Diga: il Tar fa ricca la Vallarsa

Per i giudici l’Imu va pagata per l’intero invaso: «Da Dolomiti Energia errori e calcoli al ribasso»


di Giuliano Lott


VALLARSA. In pochi avrebbero scommesso sulla vittoria: tre piccoli comuni che si rivolgono al Tar perché ritengono che la società concessionaria di un bacino idrico debba pagare un Imu proporzionale all’estensione del bacino artificiale stesso pare una trasposizione del mito di Davide e Golia. E come nel mito, il più piccolo vince. Ieri infatti il Tar ha accolto il ricorso di Trambileno, Vallarsa e Terragnolo contro Dolomiti Energia e la Provincia. Secondo i giudici, la società in mano pubblica ha presentato un valore catastale del bacino di San Colombano molto inferiore a quello effettivo e così ora il calcolo andrà ripetuto su ben altra base. Dolomiti Energia rischia di dover pagare cifre astronomiche rispetto a quelle preventivate, ma il rischio è un effetto a catena: se ogni comune su cui sorge un bacino idroelettrico chiederà di applicare l’Imu in base a questi parametri, il conto annuo per la concessionaria potrebbe salire a cifre con molti zeri.
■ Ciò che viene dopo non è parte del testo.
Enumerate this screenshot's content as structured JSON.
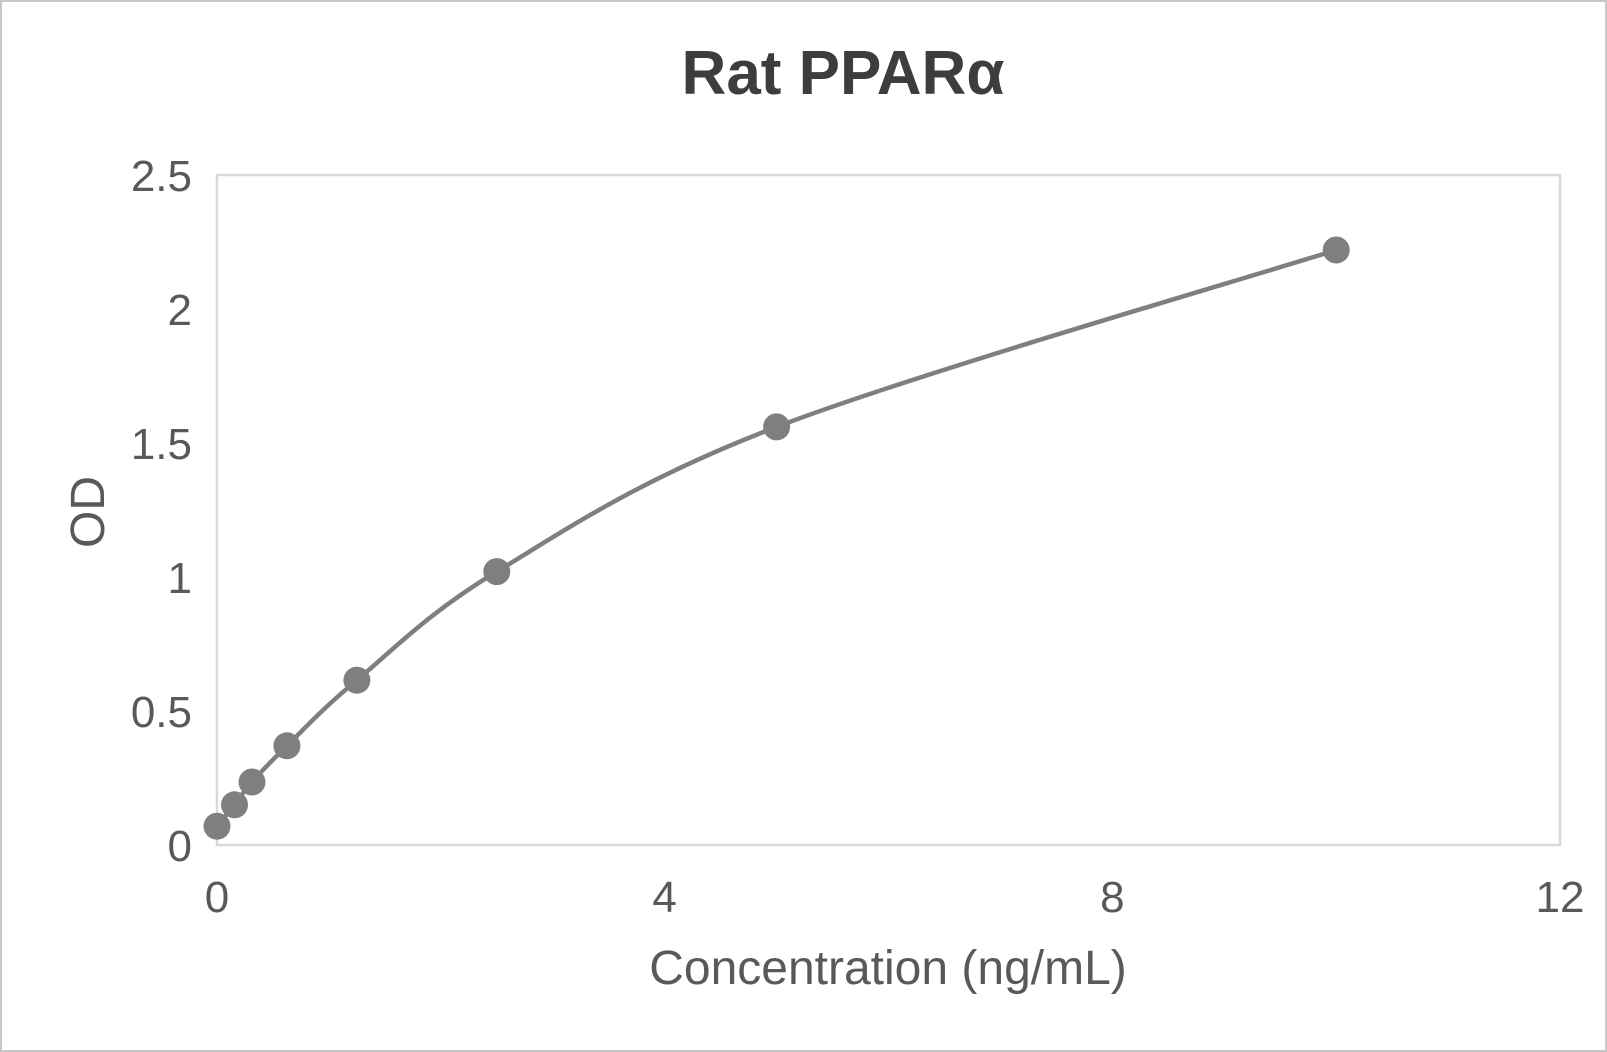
{
  "frame": {
    "background": "#ffffff",
    "border_color": "#c8c8c8"
  },
  "chart_data": {
    "type": "line",
    "title": "Rat PPARα",
    "xlabel": "Concentration (ng/mL)",
    "ylabel": "OD",
    "x": [
      0,
      0.156,
      0.3125,
      0.625,
      1.25,
      2.5,
      5,
      10
    ],
    "y": [
      0.07,
      0.15,
      0.235,
      0.37,
      0.615,
      1.02,
      1.56,
      2.22
    ],
    "xlim": [
      0,
      12
    ],
    "ylim": [
      0,
      2.5
    ],
    "x_ticks": [
      0,
      4,
      8,
      12
    ],
    "y_ticks": [
      0,
      0.5,
      1,
      1.5,
      2,
      2.5
    ],
    "grid": false,
    "legend": "none",
    "smooth_line": true,
    "marker_style": "circle",
    "colors": {
      "line": "#7f7f7f",
      "marker": "#7f7f7f",
      "plot_border": "#d9d9d9",
      "tick_text": "#595959",
      "axis_title_text": "#595959",
      "title_text": "#3d3d3d"
    }
  }
}
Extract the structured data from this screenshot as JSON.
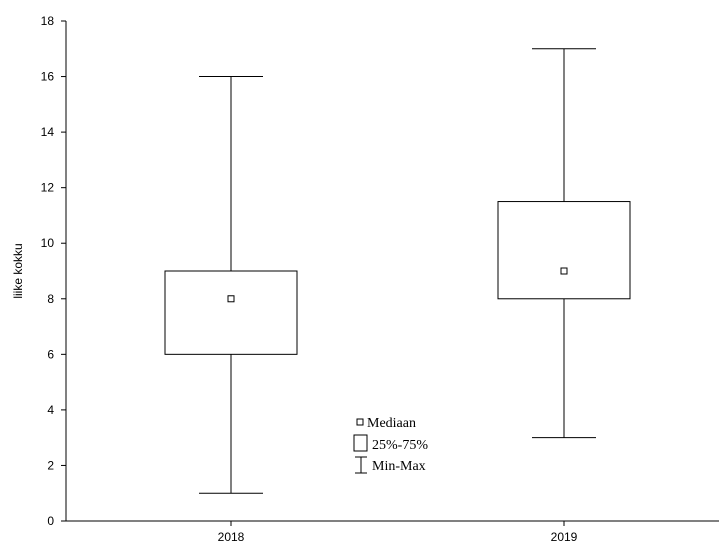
{
  "chart_data": {
    "type": "boxplot",
    "title": "",
    "xlabel": "",
    "ylabel": "liike kokku",
    "ylim": [
      0,
      18
    ],
    "yticks": [
      0,
      2,
      4,
      6,
      8,
      10,
      12,
      14,
      16,
      18
    ],
    "grid": false,
    "legend_position": "center",
    "categories": [
      "2018",
      "2019"
    ],
    "series": [
      {
        "category": "2018",
        "min": 1,
        "q1": 6,
        "median": 8,
        "q3": 9,
        "max": 16
      },
      {
        "category": "2019",
        "min": 3,
        "q1": 8,
        "median": 9,
        "q3": 11.5,
        "max": 17
      }
    ],
    "legend": [
      {
        "symbol": "median",
        "label": "Mediaan"
      },
      {
        "symbol": "box",
        "label": "25%-75%"
      },
      {
        "symbol": "whisker",
        "label": "Min-Max"
      }
    ]
  }
}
Facciamo un passo indietro: Dolomiti Energia, concessionaria della la diga di San Colombano, ha stabilito una quota Imu - in base alla legge che per agli immobili di tipo D consente al proprietario di proporre una propria stima al Catasto - sul manufatto piuttosto bassa, defalcando sia l’estensione del bacino (si parla di 12 ettari) che la stessa diga, calcolata alla stregua di un vecchio muro senza valore. Il primo a reagire è stato il sindaco di Vallarsa Geremia Gios, il quale nella vita di tutti i giorni è docente di estimo catastale all’Università di Trento. Dal punto di vista tecnico, l’autovalutazione di Dolomiti Energia, assieme alla Provincia, aveva sollevato la perplessità del professore, ancor prima che quella del sindaco. Gios aveva impugnato la stima, che considerava troppo bassa, e ha coinvolto nell’azione legale sia il comune di Trambileno - su cui insiste buona parte del bacino - e di Terragnolo (sul cui territorio scorrono delle tubature a conduzione forzata). A sorpresa, il Tar ha dato ragione ai tre comuni “ribelli”: la stima è sottodimensionata e risente di alcuni gravi errori ed omissioni, che contrastano non con leggi di recente approvazione, ma con regolamenti di oltre 40 anni fa, che dovrebbero essere ben noti a chi istruisce la pratica.

Soddisfatta l’avvocato Maria Cristina Osele, che ha tutelato i tre comuni: «É una grande vittoria, che costituisce anche un precedente molto importante per ogni comune. I concessionari in Trentino pagano poco, anche in virtù di un accordo tra Dolomiti Energia e la Provincia. I comuni incassano cifre piuttosto modeste». Sul “quantum” è ancora prematuro: ora Dolomiti Energia dovrà rifare i calcoli. Ma secondo il legale la cifra dovuta sarà «almeno il triplo». Sui tempi però non c’è certezza: è probabile il ricorso del gestore al Consiglio di Stato.